- A species interacts with its abiotic and biotic environments, and its niche is described by these interactions.
- Populations change and respond to interactions with the environment.
- Any system has a carrying capacity for a given species.
Knowledge and understanding:
- A species is a group of organisms that share common characteristics and that interbreed to produce fertile offspring.
- A habitat is the environment in which a species normally lives.
- A niche describes the particular set of abiotic and biotic conditions and resources to which an organism or population responds.
- The fundamental niche describes the full range of conditions and resources in which a species could survive and reproduce. The realized niche describes the actual conditions and resources in which a species exists due to biotic interactions.
- The non-living, physical factors that influence the organisms and ecosystem—such as temperature, sunlight, pH, salinity, and precipitation—are termed abiotic factors.
- The interactions between the organisms—such as predation, herbivory, parasitism, mutualism, disease, and competition—are termed biotic factors.

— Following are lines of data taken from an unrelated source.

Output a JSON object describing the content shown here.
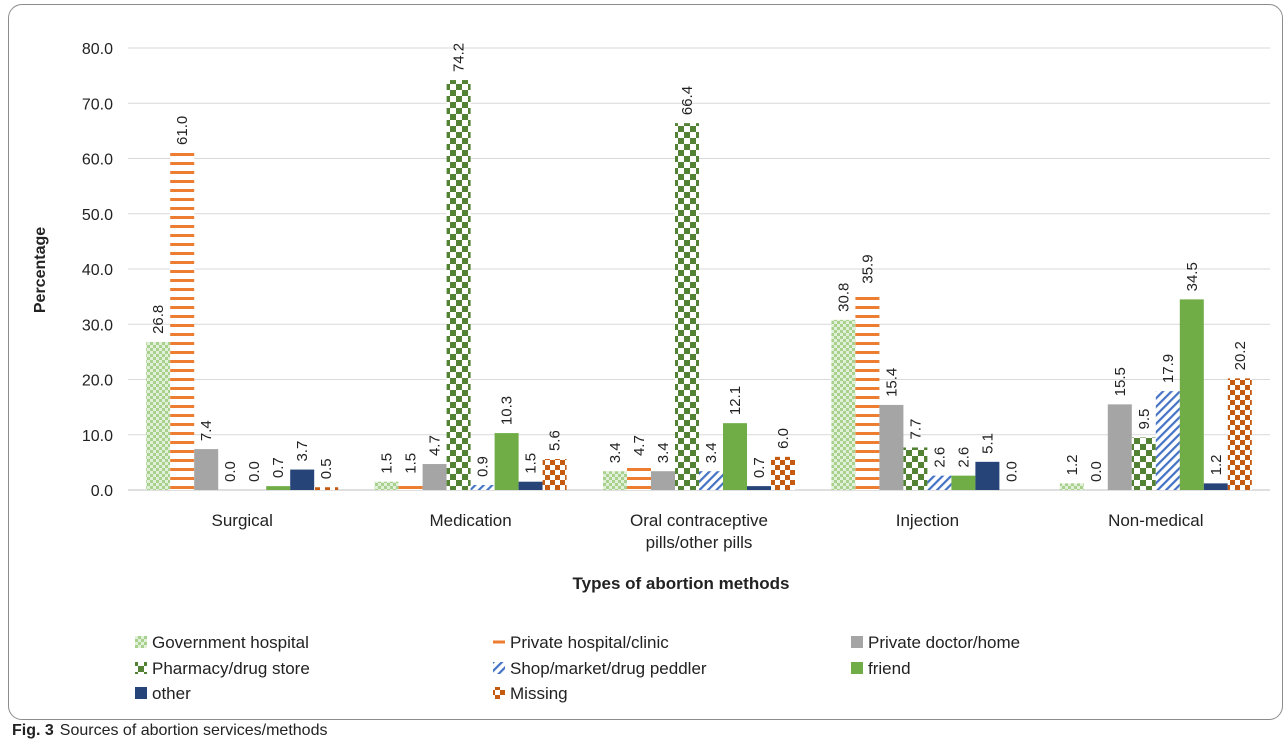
{
  "chart_data": {
    "type": "bar",
    "title": "",
    "xlabel": "Types of abortion methods",
    "ylabel": "Percentage",
    "ylim": [
      0,
      80
    ],
    "yticks": [
      "0.0",
      "10.0",
      "20.0",
      "30.0",
      "40.0",
      "50.0",
      "60.0",
      "70.0",
      "80.0"
    ],
    "grid": true,
    "legend_position": "bottom",
    "categories": [
      [
        "Surgical"
      ],
      [
        "Medication"
      ],
      [
        "Oral contraceptive",
        "pills/other pills"
      ],
      [
        "Injection"
      ],
      [
        "Non-medical"
      ]
    ],
    "series": [
      {
        "name": "Government hospital",
        "color": "#a9d18e",
        "pattern": "dots",
        "values": [
          26.8,
          1.5,
          3.4,
          30.8,
          1.2
        ],
        "labels": [
          "26.8",
          "1.5",
          "3.4",
          "30.8",
          "1.2"
        ]
      },
      {
        "name": "Private hospital/clinic",
        "color": "#ed7d31",
        "pattern": "hlines",
        "values": [
          61.0,
          1.5,
          4.7,
          35.9,
          0.0
        ],
        "labels": [
          "61.0",
          "1.5",
          "4.7",
          "35.9",
          "0.0"
        ]
      },
      {
        "name": "Private doctor/home",
        "color": "#a5a5a5",
        "pattern": "solid",
        "values": [
          7.4,
          4.7,
          3.4,
          15.4,
          15.5
        ],
        "labels": [
          "7.4",
          "4.7",
          "3.4",
          "15.4",
          "15.5"
        ]
      },
      {
        "name": "Pharmacy/drug store",
        "color": "#548235",
        "pattern": "checker",
        "values": [
          0.0,
          74.2,
          66.4,
          7.7,
          9.5
        ],
        "labels": [
          "0.0",
          "74.2",
          "66.4",
          "7.7",
          "9.5"
        ]
      },
      {
        "name": "Shop/market/drug peddler",
        "color": "#4472c4",
        "pattern": "diagonal",
        "values": [
          0.0,
          0.9,
          3.4,
          2.6,
          17.9
        ],
        "labels": [
          "0.0",
          "0.9",
          "3.4",
          "2.6",
          "17.9"
        ]
      },
      {
        "name": "friend",
        "color": "#70ad47",
        "pattern": "solid",
        "values": [
          0.7,
          10.3,
          12.1,
          2.6,
          34.5
        ],
        "labels": [
          "0.7",
          "10.3",
          "12.1",
          "2.6",
          "34.5"
        ]
      },
      {
        "name": "other",
        "color": "#264478",
        "pattern": "solid",
        "values": [
          3.7,
          1.5,
          0.7,
          5.1,
          1.2
        ],
        "labels": [
          "3.7",
          "1.5",
          "0.7",
          "5.1",
          "1.2"
        ]
      },
      {
        "name": "Missing",
        "color": "#c55a11",
        "pattern": "bigchecker",
        "values": [
          0.5,
          5.6,
          6.0,
          0.0,
          20.2
        ],
        "labels": [
          "0.5",
          "5.6",
          "6.0",
          "0.0",
          "20.2"
        ]
      }
    ]
  },
  "caption": {
    "label": "Fig. 3",
    "text": "Sources of abortion services/methods"
  }
}
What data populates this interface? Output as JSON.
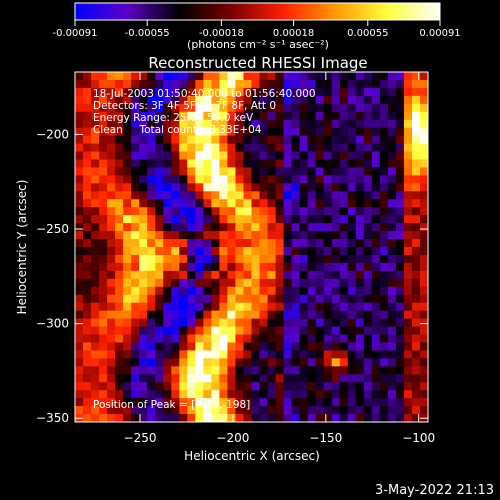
{
  "colorbar": {
    "tick_labels": [
      "-0.00091",
      "-0.00055",
      "-0.00018",
      "0.00018",
      "0.00055",
      "0.00091"
    ],
    "ticks": [
      -0.00091,
      -0.00055,
      -0.00018,
      0.00018,
      0.00055,
      0.00091
    ],
    "range": [
      -0.00091,
      0.00091
    ],
    "units": "(photons cm⁻² s⁻¹ asec⁻²)",
    "colors": [
      "#0000ff",
      "#5a00c8",
      "#000000",
      "#7a0000",
      "#ff2000",
      "#ff9a00",
      "#ffff40",
      "#ffffff"
    ]
  },
  "chart_data": {
    "type": "heatmap",
    "title": "Reconstructed RHESSI Image",
    "xlabel": "Heliocentric X (arcsec)",
    "ylabel": "Heliocentric Y (arcsec)",
    "xlim": [
      -285,
      -95
    ],
    "ylim": [
      -352,
      -167
    ],
    "x_ticks": [
      -250,
      -200,
      -150,
      -100
    ],
    "y_ticks": [
      -350,
      -300,
      -250,
      -200
    ],
    "x_tick_labels": [
      "−250",
      "−200",
      "−150",
      "−100"
    ],
    "y_tick_labels": [
      "−350",
      "−300",
      "−250",
      "−200"
    ],
    "info_lines": [
      "18-Jul-2003 01:50:40.000 to 01:56:40.000",
      "Detectors: 3F 4F 5F 6F 7F 8F, Att 0",
      "Energy Range: 25.0 - 50.0 keV",
      "Clean     Total counts: 3.33E+04"
    ],
    "peak_label": "Position of Peak = [-102,-198]",
    "peak": [
      -102,
      -198
    ],
    "grid": false
  },
  "footer": {
    "date": "3-May-2022 21:13"
  }
}
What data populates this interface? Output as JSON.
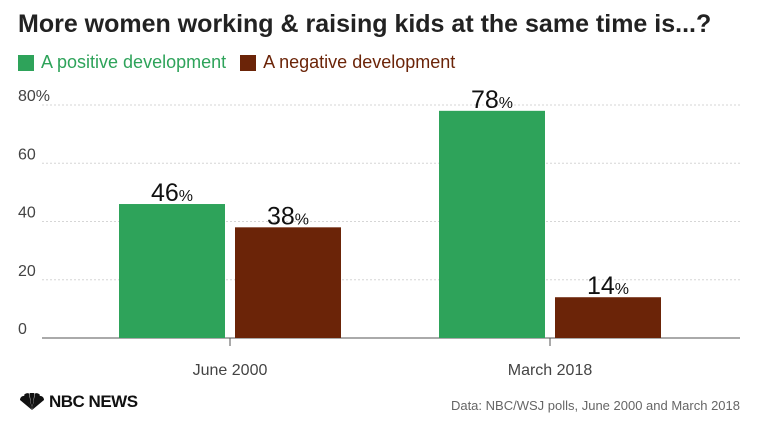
{
  "chart_data": {
    "type": "bar",
    "title": "More women working & raising kids at the same time is...?",
    "categories": [
      "June 2000",
      "March 2018"
    ],
    "series": [
      {
        "name": "A positive development",
        "values": [
          46,
          78
        ],
        "color": "#2ea35a"
      },
      {
        "name": "A negative development",
        "values": [
          38,
          14
        ],
        "color": "#6b2408"
      }
    ],
    "yticks": [
      "80%",
      "60",
      "40",
      "20",
      "0"
    ],
    "ylim": [
      0,
      80
    ],
    "value_suffix": "%",
    "legend_position": "top-left",
    "grid": true
  },
  "footer": {
    "logo_text": "NBC NEWS",
    "source": "Data: NBC/WSJ polls, June 2000 and March 2018"
  }
}
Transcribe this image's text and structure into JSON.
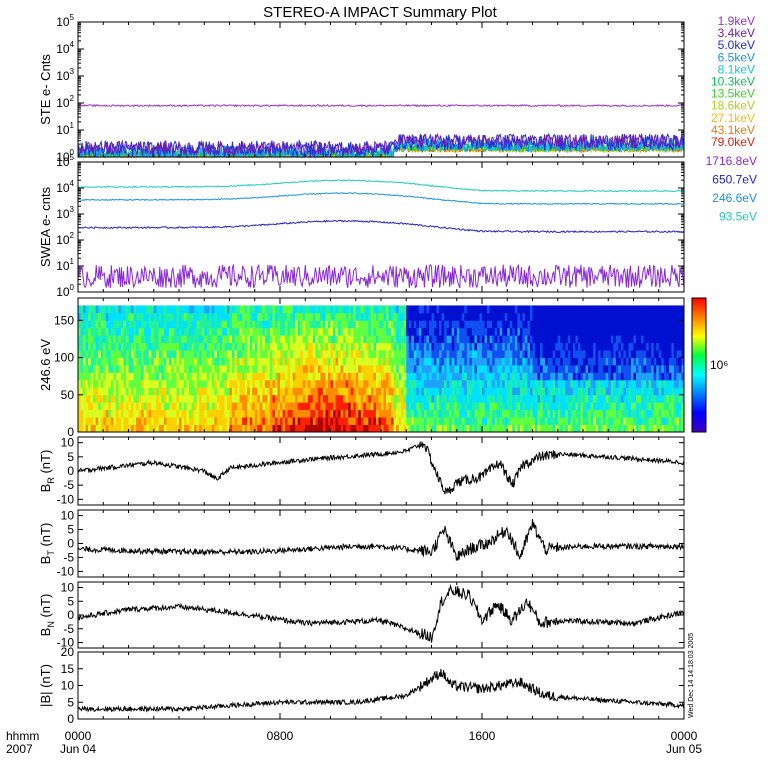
{
  "title": "STEREO-A IMPACT Summary Plot",
  "side_text": "Wed Dec 14 14:18:03 2005",
  "time_axis": {
    "header_top": "hhmm",
    "header_bottom": "2007",
    "ticks": [
      {
        "hour": 0,
        "label": "0000",
        "sub": "Jun 04"
      },
      {
        "hour": 8,
        "label": "0800",
        "sub": ""
      },
      {
        "hour": 16,
        "label": "1600",
        "sub": ""
      },
      {
        "hour": 24,
        "label": "0000",
        "sub": "Jun 05"
      }
    ],
    "range_hours": [
      0,
      24
    ]
  },
  "chart_data": [
    {
      "type": "line",
      "panel": "ste",
      "ylabel": "STE e- Cnts",
      "yscale": "log",
      "ylim_exp": [
        0,
        5
      ],
      "series": [
        {
          "name": "1.9keV",
          "color": "#9b30d0",
          "level": 80,
          "noise": 0.03
        },
        {
          "name": "3.4keV",
          "color": "#6a1fb0",
          "level": 2.2,
          "noise": 0.25
        },
        {
          "name": "5.0keV",
          "color": "#1d2fd8",
          "level": 2.0,
          "noise": 0.3
        },
        {
          "name": "6.5keV",
          "color": "#1e8ee8",
          "level": 1.6,
          "noise": 0.25
        },
        {
          "name": "8.1keV",
          "color": "#15c8d8",
          "level": 1.4,
          "noise": 0.2
        },
        {
          "name": "10.3keV",
          "color": "#13c060",
          "level": 1.3,
          "noise": 0.15
        },
        {
          "name": "13.5keV",
          "color": "#3ad12a",
          "level": 1.2,
          "noise": 0.12
        },
        {
          "name": "18.6keV",
          "color": "#b0d020",
          "level": 1.1,
          "noise": 0.1
        },
        {
          "name": "27.1keV",
          "color": "#f0c018",
          "level": 1.1,
          "noise": 0.1
        },
        {
          "name": "43.1keV",
          "color": "#f07818",
          "level": 1.1,
          "noise": 0.1
        },
        {
          "name": "79.0keV",
          "color": "#e02010",
          "level": 1.1,
          "noise": 0.1
        }
      ]
    },
    {
      "type": "line",
      "panel": "swea",
      "ylabel": "SWEA e- cnts",
      "yscale": "log",
      "ylim_exp": [
        0,
        5
      ],
      "series": [
        {
          "name": "1716.8eV",
          "color": "#8a28d8",
          "level": 4,
          "noise": 0.45
        },
        {
          "name": "650.7eV",
          "color": "#2020c8",
          "level": 300,
          "noise": 0.03
        },
        {
          "name": "246.6eV",
          "color": "#1e90e0",
          "level": 3500,
          "noise": 0.02
        },
        {
          "name": "93.5eV",
          "color": "#20c8c0",
          "level": 11000,
          "noise": 0.02
        }
      ]
    },
    {
      "type": "heatmap",
      "panel": "pad",
      "ylabel": "246.6 eV",
      "ylim": [
        0,
        180
      ],
      "yticks": [
        0,
        50,
        100,
        150
      ],
      "colorbar_label": "10⁶",
      "colorbar_colors": [
        "#ff0000",
        "#ff8000",
        "#ffff00",
        "#00ff40",
        "#00ffff",
        "#0080ff",
        "#0000ff",
        "#4000c0"
      ]
    },
    {
      "type": "line",
      "panel": "br",
      "ylabel": "B",
      "ylabel_sub": "R",
      "ylabel_unit": " (nT)",
      "ylim": [
        -12,
        12
      ],
      "yticks": [
        -10,
        -5,
        0,
        5,
        10
      ],
      "key_points": [
        [
          0,
          0
        ],
        [
          1,
          1
        ],
        [
          3,
          3
        ],
        [
          5,
          0
        ],
        [
          5.5,
          -3
        ],
        [
          6,
          1
        ],
        [
          9,
          4
        ],
        [
          12,
          6
        ],
        [
          13,
          7
        ],
        [
          13.7,
          10
        ],
        [
          14.3,
          -3
        ],
        [
          14.6,
          -8
        ],
        [
          15,
          -4
        ],
        [
          16,
          -2
        ],
        [
          16.7,
          3
        ],
        [
          17.2,
          -5
        ],
        [
          17.6,
          2
        ],
        [
          18.3,
          5
        ],
        [
          19,
          6
        ],
        [
          21,
          5
        ],
        [
          24,
          3
        ]
      ],
      "noise": 0.8
    },
    {
      "type": "line",
      "panel": "bt",
      "ylabel": "B",
      "ylabel_sub": "T",
      "ylabel_unit": " (nT)",
      "ylim": [
        -12,
        12
      ],
      "yticks": [
        -10,
        -5,
        0,
        5,
        10
      ],
      "key_points": [
        [
          0,
          -2
        ],
        [
          4,
          -3
        ],
        [
          7,
          -3
        ],
        [
          9,
          -2
        ],
        [
          11,
          -1
        ],
        [
          12,
          -1
        ],
        [
          13,
          -2
        ],
        [
          14,
          -3
        ],
        [
          14.5,
          5
        ],
        [
          15,
          -5
        ],
        [
          15.5,
          -2
        ],
        [
          16.2,
          0
        ],
        [
          17,
          5
        ],
        [
          17.5,
          -5
        ],
        [
          18,
          7
        ],
        [
          18.5,
          -2
        ],
        [
          20,
          -1
        ],
        [
          24,
          -1
        ]
      ],
      "noise": 1.0
    },
    {
      "type": "line",
      "panel": "bn",
      "ylabel": "B",
      "ylabel_sub": "N",
      "ylabel_unit": " (nT)",
      "ylim": [
        -12,
        12
      ],
      "yticks": [
        -10,
        -5,
        0,
        5,
        10
      ],
      "key_points": [
        [
          0,
          -1
        ],
        [
          2,
          2
        ],
        [
          4,
          3
        ],
        [
          6,
          1
        ],
        [
          9,
          -3
        ],
        [
          12,
          -2
        ],
        [
          13,
          -5
        ],
        [
          14,
          -8
        ],
        [
          14.4,
          5
        ],
        [
          14.8,
          9
        ],
        [
          15.5,
          7
        ],
        [
          16,
          -2
        ],
        [
          16.6,
          4
        ],
        [
          17.2,
          -2
        ],
        [
          17.8,
          5
        ],
        [
          18.3,
          -3
        ],
        [
          19,
          -2
        ],
        [
          22,
          -3
        ],
        [
          24,
          1
        ]
      ],
      "noise": 1.0
    },
    {
      "type": "line",
      "panel": "bmag",
      "ylabel": "|B| (nT)",
      "ylim": [
        0,
        20
      ],
      "yticks": [
        0,
        5,
        10,
        15,
        20
      ],
      "key_points": [
        [
          0,
          3
        ],
        [
          4,
          3
        ],
        [
          8,
          5
        ],
        [
          11,
          5
        ],
        [
          13,
          7
        ],
        [
          13.6,
          10
        ],
        [
          14.4,
          14
        ],
        [
          14.8,
          10
        ],
        [
          16,
          9
        ],
        [
          17.5,
          11
        ],
        [
          18.5,
          7
        ],
        [
          20,
          6
        ],
        [
          24,
          4
        ]
      ],
      "noise": 0.7
    }
  ]
}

- Interactions should be understood in terms of the influences each species has on the population dynamics of others, and upon the carrying capacity of the others’ environment.
- A population is a group of organisms of the same species living in the same area at the same time, and which are capable of interbreeding.
- S and J population curves describe a generalized response of populations to a particular set of conditions (abiotic and biotic factors).
- Limiting factors will slow population growth as it approaches the carrying capacity of the system.
Applications and skills:
- Interpret graphical representations or models of factors that affect an organism’s niche. Examples include predator–prey relationships, competition, and organism abundance over time.
- Explain population growth curves in terms of numbers and rates.
- The change in one community can impact on other communities (butterfly effect).
Theory of knowledge:
- Through the use of specialized vocabulary, is the shaping of knowledge more dramatic in some areas of knowledge compared to others?